Dès lors, quelle posture peut être celle de l’éditeur cherchant à rééditer des œuvres souvent gratuites ailleurs ? La collection Body Double a choisi d’y répondre en associant systématiquement aux grandes voies du passé, celles du présent, et donc de publier deux textes en un seul, l’un d’un auteur passé, l’autre d’un auteur d’aujourd’hui, chacun indépendant, mais toujours liés par des canaux qui sont ceux de la filiation artistique ou intellectuelle.
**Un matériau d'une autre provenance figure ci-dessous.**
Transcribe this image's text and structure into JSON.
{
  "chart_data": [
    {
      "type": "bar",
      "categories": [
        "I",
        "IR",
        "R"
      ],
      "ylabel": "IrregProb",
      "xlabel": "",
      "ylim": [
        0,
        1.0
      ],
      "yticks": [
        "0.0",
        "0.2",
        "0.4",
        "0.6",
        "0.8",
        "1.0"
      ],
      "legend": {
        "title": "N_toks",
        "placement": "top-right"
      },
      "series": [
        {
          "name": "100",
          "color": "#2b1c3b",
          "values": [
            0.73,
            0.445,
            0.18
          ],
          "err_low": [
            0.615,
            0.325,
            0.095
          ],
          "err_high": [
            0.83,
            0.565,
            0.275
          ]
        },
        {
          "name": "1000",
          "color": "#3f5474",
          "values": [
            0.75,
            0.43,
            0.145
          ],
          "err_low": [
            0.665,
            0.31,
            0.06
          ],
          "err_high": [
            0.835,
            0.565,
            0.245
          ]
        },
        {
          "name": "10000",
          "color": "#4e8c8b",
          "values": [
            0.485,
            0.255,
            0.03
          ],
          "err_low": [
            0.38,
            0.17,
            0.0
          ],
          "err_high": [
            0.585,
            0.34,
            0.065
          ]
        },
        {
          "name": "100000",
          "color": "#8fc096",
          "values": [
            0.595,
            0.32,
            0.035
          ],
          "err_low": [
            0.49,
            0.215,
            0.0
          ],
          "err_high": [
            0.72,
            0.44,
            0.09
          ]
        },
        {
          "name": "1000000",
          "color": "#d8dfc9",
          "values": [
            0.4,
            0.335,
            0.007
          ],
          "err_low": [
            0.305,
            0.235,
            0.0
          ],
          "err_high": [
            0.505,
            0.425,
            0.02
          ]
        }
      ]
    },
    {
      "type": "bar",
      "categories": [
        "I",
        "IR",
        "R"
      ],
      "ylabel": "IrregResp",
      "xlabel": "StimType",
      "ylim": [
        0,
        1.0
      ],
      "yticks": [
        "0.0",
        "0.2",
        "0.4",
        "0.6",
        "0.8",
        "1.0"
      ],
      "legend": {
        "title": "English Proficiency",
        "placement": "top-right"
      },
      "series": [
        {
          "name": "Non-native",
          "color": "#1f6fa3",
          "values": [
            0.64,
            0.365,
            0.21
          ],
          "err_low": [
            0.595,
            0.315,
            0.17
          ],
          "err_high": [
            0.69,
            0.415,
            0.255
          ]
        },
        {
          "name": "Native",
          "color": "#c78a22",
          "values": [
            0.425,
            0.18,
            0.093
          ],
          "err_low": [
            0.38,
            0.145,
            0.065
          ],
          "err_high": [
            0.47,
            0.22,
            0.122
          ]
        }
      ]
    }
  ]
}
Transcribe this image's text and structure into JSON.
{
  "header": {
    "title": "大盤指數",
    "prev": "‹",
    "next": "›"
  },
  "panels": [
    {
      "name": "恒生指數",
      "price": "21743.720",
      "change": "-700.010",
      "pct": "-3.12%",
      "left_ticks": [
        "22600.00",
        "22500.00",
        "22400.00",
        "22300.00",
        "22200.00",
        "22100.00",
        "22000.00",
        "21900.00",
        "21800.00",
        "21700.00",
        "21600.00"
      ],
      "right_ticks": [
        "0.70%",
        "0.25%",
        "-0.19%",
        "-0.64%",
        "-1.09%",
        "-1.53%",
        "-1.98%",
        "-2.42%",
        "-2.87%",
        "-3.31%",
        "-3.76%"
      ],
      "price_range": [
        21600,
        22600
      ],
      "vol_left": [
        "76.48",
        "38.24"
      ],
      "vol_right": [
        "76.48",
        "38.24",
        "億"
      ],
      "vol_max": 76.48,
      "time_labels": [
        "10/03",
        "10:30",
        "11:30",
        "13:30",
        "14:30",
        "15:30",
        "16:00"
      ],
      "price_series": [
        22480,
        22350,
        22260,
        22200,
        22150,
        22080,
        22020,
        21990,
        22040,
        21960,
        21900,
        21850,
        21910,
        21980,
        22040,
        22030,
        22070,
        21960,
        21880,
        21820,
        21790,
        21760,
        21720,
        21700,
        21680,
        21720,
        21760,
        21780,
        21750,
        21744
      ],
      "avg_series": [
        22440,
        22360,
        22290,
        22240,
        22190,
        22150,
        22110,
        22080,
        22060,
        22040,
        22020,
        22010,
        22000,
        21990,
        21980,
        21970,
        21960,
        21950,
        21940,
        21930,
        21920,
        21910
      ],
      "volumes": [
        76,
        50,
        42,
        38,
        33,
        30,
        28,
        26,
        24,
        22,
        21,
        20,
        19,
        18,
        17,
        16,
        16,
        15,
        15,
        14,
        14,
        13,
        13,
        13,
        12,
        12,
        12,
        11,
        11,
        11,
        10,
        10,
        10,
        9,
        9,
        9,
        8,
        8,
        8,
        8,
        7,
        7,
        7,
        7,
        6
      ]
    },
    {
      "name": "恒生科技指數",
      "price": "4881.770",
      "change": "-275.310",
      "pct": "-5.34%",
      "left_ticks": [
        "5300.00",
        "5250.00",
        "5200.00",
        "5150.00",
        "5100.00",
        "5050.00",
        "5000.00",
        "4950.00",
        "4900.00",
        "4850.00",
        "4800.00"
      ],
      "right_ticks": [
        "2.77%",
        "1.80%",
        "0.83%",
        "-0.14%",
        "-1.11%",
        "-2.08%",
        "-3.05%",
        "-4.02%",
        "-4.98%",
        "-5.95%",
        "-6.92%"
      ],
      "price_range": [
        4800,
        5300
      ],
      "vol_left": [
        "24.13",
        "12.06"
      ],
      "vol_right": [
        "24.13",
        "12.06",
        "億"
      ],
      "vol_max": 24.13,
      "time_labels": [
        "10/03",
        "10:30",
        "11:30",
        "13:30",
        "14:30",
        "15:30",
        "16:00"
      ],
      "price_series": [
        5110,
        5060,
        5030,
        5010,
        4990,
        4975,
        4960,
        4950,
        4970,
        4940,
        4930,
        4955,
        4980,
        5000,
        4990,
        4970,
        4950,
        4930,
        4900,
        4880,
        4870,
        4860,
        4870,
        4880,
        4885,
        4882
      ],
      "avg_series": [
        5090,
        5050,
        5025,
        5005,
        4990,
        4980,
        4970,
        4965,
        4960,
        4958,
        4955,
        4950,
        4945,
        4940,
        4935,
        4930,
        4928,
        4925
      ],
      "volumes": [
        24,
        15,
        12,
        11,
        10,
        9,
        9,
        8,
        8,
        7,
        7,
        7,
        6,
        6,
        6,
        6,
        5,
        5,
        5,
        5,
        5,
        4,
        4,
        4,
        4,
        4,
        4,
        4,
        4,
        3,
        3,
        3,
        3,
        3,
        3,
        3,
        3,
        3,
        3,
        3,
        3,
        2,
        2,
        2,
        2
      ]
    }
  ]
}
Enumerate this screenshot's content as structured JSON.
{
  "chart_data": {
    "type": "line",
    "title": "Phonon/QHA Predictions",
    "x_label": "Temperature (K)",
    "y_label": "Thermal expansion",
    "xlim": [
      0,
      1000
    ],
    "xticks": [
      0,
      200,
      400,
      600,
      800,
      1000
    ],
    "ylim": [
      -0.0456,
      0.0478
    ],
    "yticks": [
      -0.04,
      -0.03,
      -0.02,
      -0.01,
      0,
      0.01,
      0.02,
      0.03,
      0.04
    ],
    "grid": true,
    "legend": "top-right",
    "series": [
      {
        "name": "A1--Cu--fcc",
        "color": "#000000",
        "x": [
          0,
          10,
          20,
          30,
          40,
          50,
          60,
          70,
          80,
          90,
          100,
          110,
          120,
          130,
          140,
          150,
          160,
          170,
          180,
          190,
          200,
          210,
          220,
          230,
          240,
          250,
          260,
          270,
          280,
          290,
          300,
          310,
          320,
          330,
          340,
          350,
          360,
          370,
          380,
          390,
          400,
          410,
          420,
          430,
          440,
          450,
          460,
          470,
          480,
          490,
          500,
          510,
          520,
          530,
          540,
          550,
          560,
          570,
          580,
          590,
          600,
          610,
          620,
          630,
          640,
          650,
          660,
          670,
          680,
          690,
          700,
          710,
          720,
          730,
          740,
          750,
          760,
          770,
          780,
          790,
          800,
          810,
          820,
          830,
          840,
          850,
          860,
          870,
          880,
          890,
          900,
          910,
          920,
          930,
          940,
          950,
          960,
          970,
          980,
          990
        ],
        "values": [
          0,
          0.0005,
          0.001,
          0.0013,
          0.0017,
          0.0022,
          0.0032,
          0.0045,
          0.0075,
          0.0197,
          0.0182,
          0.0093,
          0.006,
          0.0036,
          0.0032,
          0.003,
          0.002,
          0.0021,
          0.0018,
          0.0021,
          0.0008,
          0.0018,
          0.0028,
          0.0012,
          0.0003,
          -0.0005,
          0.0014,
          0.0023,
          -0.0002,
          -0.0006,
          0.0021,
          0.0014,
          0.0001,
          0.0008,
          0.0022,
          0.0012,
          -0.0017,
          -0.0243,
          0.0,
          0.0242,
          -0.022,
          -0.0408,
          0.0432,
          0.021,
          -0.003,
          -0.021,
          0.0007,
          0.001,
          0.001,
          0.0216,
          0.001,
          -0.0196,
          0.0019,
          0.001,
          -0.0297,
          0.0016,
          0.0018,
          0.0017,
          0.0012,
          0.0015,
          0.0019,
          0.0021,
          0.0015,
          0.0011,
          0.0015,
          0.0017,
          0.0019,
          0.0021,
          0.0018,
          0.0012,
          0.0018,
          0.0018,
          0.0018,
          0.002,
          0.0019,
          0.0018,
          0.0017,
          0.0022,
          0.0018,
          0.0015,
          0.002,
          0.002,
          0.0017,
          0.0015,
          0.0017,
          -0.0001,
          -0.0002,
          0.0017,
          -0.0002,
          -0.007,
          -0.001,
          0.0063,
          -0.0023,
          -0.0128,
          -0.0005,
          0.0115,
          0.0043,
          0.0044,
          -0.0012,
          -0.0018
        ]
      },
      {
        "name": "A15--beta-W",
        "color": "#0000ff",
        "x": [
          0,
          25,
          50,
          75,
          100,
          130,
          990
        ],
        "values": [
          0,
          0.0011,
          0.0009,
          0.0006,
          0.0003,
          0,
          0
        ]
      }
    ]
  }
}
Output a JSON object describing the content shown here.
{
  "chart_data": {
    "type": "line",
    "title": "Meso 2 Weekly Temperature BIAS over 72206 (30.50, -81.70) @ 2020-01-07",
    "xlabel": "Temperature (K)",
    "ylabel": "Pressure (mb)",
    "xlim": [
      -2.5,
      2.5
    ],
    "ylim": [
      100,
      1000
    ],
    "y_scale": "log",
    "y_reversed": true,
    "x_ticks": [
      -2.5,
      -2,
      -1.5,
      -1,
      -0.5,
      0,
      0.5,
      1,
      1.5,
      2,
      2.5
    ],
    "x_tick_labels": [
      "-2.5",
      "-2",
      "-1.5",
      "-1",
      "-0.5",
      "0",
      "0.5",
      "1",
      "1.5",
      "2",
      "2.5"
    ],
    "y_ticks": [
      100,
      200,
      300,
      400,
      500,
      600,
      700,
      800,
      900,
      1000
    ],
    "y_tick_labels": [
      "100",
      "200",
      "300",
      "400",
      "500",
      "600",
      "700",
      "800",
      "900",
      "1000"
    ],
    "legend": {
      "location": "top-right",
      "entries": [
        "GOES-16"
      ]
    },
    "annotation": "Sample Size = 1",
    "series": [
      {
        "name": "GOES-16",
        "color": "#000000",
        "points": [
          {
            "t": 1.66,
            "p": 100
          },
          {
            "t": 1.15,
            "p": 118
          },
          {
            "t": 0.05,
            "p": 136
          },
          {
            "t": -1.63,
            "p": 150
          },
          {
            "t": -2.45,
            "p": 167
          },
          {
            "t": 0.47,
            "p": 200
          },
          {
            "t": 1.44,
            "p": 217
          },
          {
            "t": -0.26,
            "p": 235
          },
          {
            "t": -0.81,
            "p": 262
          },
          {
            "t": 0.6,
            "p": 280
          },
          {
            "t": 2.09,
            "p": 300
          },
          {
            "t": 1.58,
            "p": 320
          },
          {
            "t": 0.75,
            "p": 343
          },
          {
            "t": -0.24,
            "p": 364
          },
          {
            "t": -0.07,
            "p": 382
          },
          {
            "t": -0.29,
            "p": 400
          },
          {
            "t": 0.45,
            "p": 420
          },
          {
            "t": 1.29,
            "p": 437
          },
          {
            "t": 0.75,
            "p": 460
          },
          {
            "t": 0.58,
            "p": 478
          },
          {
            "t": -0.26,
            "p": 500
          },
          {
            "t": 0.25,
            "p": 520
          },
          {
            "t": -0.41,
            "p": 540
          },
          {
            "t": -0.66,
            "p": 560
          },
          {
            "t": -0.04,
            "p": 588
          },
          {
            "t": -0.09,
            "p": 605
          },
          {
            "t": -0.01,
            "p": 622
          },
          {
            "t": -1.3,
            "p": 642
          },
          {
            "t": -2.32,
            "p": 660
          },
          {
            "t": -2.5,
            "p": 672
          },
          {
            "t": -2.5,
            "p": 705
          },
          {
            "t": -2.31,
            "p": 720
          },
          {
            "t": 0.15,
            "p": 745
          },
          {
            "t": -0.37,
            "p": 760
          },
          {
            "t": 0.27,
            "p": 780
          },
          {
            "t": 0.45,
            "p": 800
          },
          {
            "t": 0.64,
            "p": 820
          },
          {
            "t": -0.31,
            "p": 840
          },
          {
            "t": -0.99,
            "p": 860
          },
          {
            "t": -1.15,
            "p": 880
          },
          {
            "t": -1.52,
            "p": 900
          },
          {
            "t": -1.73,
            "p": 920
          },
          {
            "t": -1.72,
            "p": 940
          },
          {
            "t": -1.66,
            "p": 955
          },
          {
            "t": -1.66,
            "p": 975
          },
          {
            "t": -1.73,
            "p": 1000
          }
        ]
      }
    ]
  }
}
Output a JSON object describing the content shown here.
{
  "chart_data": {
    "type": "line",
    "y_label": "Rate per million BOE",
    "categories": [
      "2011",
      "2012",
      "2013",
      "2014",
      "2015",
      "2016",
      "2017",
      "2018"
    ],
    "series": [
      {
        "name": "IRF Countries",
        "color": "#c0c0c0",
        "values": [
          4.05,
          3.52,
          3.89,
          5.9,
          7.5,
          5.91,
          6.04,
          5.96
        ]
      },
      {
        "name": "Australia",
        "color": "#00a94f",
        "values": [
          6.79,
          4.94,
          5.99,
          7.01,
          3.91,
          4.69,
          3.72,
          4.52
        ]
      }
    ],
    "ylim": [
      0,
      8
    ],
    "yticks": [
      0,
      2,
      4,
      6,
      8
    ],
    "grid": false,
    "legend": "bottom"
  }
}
L’un justifie l’autre. Ils s’offrent un éclairage mutuel, et non plus simplement l’explication de l’un – le texte classique – par l’autre – qui ne serait qu’une pré ou postface. Nous ne désespérons pas d’ailleurs, de voir un auteur contemporain se saisir d’une préface d’un Sade ou d’un autre, pour en faire celle de son propre livre, dans un jeu renversé avec le temps.

En attendant, la collection Body Double proposera des textes soit déjà prestigieux – mais désacralisés et rendus à leur pouvoir énonciatif par le compagnonnage avec un écrivain d’aujourd’hui – soit moins connus, tirés de la littérature médicale ou de l’architecture et de l’urbanisme, de documents de police ou militaires, et qui témoignent, eux aussi, d’une vitalité de l’écriture ailleurs qu’en littérature.